Ele se esqueceu, ao mandar que esquecêssemos, de que, em 1991, por exemplo, ele próprio havia tomado conhecimento do futuro, da carência, da crise futura, do apagão que o esperava ao final do túnel e do mandato. E no seu programa de Governo, de 1994, ele também se lembrara de não esquecer a questão da produção, do fornecimento e da distribuição de energia elétrica no Brasil. Lá está consignada a importância e a premência de investimentos para evitar o pior. Mas o problema não está nas coisas, e sim nas relações entre os homens e entre os homens e as coisas. Apenas embarcar no mundo da idéia, com pontes para os arraiais do narcisismo, pode ser uma atividade muito perigosa, perigosíssima, porque, num governo despótico e autoritário, como soem ser os governos brasileiros, os defeitos da personalidade do Presidente, do Governador, de Sua Majestade o Presidente do Brasil, tanto no primeiro quanto no segundo reinado, em qualquer momento, esses vícios da personalidade individual, hipertrofiada, narcísica, costumam contaminar a sociedade que eles pensam presidir.

É realmente incrível como, ao inflar-se a personalidade de um Presidente com todas as características imperiais, majestáticas, atrofiam-se a sociedade e o mundo que eles julgam dominar. O Brasil se apequena diante destes governos ideais, do mundo da idéia e do narcisismo.
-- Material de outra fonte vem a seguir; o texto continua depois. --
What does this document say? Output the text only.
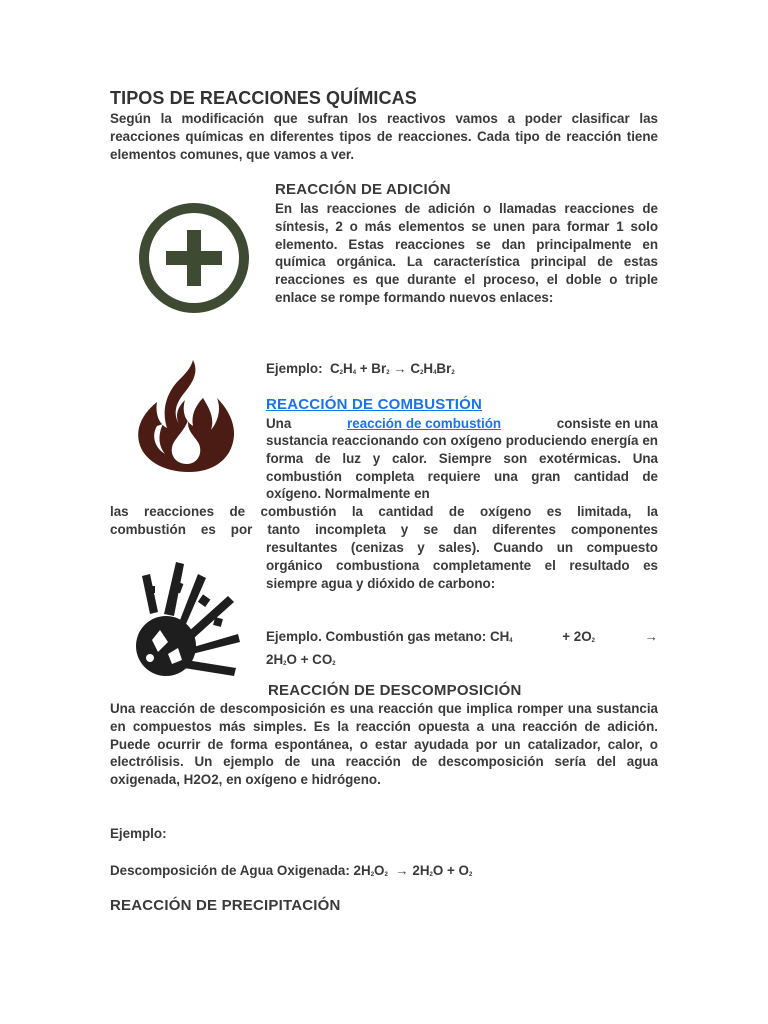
TIPOS DE REACCIONES QUÍMICAS
Según la modificación que sufran los reactivos vamos a poder clasificar las reacciones químicas en diferentes tipos de reacciones. Cada tipo de reacción tiene elementos comunes, que vamos a ver.
REACCIÓN DE ADICIÓN
En las reacciones de adición o llamadas reacciones de síntesis, 2 o más elementos se unen para formar 1 solo elemento. Estas reacciones se dan principalmente en química orgánica. La característica principal de estas reacciones es que durante el proceso, el doble o triple enlace se rompe formando nuevos enlaces:
Ejemplo: $C_2H_4 + Br_2 \to C_2H_4Br_2$
REACCIÓN DE COMBUSTIÓN
Una	reacción de combustión	consiste en una
sustancia reaccionando con oxígeno produciendo energía en forma de luz y calor. Siempre son exotérmicas. Una combustión completa requiere una gran cantidad de oxígeno. Normalmente en
las reacciones de combustión la cantidad de oxígeno es limitada, la
combustión es por tanto incompleta y se dan diferentes componentes
resultantes (cenizas y sales). Cuando un compuesto orgánico combustiona completamente el resultado es siempre agua y dióxido de carbono:
Ejemplo. Combustión gas metano: $CH_4$	+ $2O_2$	→
$2H_2O + CO_2$
REACCIÓN DE DESCOMPOSICIÓN
Una reacción de descomposición es una reacción que implica romper una sustancia en compuestos más simples. Es la reacción opuesta a una reacción de adición. Puede ocurrir de forma espontánea, o estar ayudada por un catalizador, calor, o electrólisis. Un ejemplo de una reacción de descomposición sería del agua oxigenada, H2O2, en oxígeno e hidrógeno.
Ejemplo:
Descomposición de Agua Oxigenada: $2H_2O_2 \to 2H_2O + O_2$
REACCIÓN DE PRECIPITACIÓN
E na medida, portanto, em que o Governo se torna mais despótico e autoritário, na medida em que o Poder Executivo avança e ingere, como se fosse uma cobra esfaimada, o Poder Legislativo estamos aqui há seis meses sem conseguirmos enganar o povo, sem fazermos com que o povo ache, pense que nós estamos realmente trabalhando. Depois de seis anos e meio sem férias, com um recesso apenas um ano, agora estamos em recesso permanente, recesso recoberto, enganado por algumas votações, como esta de hoje, que não conseguem o quórum suficiente.

Assim, em qualquer lugar para onde olhemos na sociedade brasileira, vemos cisões, vemos rupturas que se avolumam. E aqui, neste etéreo espaço em que nos encontramos, ficamos discutindo coisas e tentando retirar da ganga adusta alguma coisa brilhante, alguma coisa valiosa, fazendo discursos sobre pontos que parece que ainda não foram devorados no vórtice da crise. Fomos muito reduzidos no espaço da nossa cidadania. E o Prof. Fernando Henrique Cardoso sabia que, para a construção de uma verdadeira democracia, seria preciso haver a socialização do poder e que a sociedade se organizasse para exercer parte do poder que o despotismo e o autoritarismo concentram.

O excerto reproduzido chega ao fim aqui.